It's been a year, and-
There are still days when the memories are a leaden weight,
When I cannot breathe, never mind breathe deeply,
And when, if I was thrown into the Harbour- from that spot, only ever that spot- I do not think I'd cause a ripple; and I don't think I'd want to.
But-
It's been a year, and-
I can remember how it feels to laugh till it hurts again- I can remember, because it happens all the time,
And people have started telling me that I look well again,
And we know when the last time that happened was.
It's been a year and-
In the weeks after you left I took to change, shaved my hair, dyed what was left, got new piercings,
I tried to look up how long it takes cells to restore themselves, so I would know when I was my own again;
I moved my bed, I said because it was too high up there, but really because I could still smell your perfume, somehow;
And-
Some days, all I really wanted was for you to see how much I'd changed, so that maybe I'd have changed enough to be yours again;
I couldn't find an answer to my question, not an easy one, not the end-point I was looking for;
And even where my bed is now, I still think I can smell ghosts some nights
But-
The biggest changing I've done has been on the inside, the outside only reflects the me that I've become,
And according to science, we are all made of carbon, and that's what stars are made of, so who really cares whether your fingerprints are still on my skin?

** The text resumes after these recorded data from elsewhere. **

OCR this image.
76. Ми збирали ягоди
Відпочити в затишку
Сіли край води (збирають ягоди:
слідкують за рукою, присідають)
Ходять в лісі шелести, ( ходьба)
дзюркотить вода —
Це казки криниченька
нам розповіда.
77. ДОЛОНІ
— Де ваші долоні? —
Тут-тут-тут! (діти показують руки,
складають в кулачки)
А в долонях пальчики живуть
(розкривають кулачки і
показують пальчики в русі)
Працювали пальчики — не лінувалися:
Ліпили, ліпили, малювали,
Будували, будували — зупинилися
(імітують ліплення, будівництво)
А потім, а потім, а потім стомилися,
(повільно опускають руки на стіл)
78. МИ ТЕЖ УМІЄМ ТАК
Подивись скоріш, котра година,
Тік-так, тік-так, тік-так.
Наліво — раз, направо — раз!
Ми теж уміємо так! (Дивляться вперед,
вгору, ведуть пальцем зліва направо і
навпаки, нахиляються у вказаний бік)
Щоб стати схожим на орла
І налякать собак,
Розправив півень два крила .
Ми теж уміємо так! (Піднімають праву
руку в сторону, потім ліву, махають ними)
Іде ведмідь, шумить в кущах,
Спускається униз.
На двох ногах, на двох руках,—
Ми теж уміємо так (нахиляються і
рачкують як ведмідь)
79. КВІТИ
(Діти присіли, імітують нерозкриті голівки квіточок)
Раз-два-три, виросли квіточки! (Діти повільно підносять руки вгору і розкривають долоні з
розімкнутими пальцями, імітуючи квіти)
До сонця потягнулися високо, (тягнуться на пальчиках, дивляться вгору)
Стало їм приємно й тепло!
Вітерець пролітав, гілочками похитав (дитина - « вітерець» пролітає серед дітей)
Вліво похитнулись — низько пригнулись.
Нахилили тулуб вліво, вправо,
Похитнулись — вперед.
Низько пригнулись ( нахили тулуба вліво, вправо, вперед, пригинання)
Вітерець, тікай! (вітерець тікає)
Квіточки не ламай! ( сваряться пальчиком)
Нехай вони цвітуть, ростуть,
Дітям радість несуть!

And most of the time, my bed smells of lavender and candles and incense- my favourite things.
It's been a year and-
I still see people who look vaguely like you, and feel disappointed;
When I think of summer, the first thing I think of is the wind through your curtain and your hand on my knee, wearing those bright trousers
But-
I've realised I dread seeing you more than anything else, because that's not a part of the past I want to revisit, not really,
And summer this year is going to be so good, so good, so good- that's not the voice of denial, it's one of truth
It's been a year and-
I still can't cope with people cancelling on me last minute, or being elusive about what's going on;
I still get triggered by weird things, and realise I can trace it back to then,
And I still have to regularly remind myself that this is now
But-
I'm getting better at that last one, and that's what counts.
It's been a year, and-
I cannot erase what happened, and I cannot even regret it,
I will always feel the jolt of how close I came to losing myself;
I still find myself hard to love, and I am amazed that anyone can;
I remain in expectation of being told that I am really just too much, being abandoned again-
I still have nightmares, and sometimes they don't end when I wake up-
I am still falling.
But.
It's been a year, and-
I am not the person I was a year ago.
I am learning to love myself, not again, but for real- I am surrounding myself with people who make that a little bit easier;
Someone else is holding my heart, and it's a bit battered, but the way they hold it makes me feel like maybe I am not as broken as I believe.
I am making sense where I can, finding golden threads of lessons and happiness and gratefulness.
I am stronger, and wiser, and braver.
I am in love, with this world and the beauty of it all;
I am healing, and living, and loving.
It's been a year, and-
I am a year older, and-
It's been a year, and-
I am so much more than the person I was.
I am so much more than the person I became.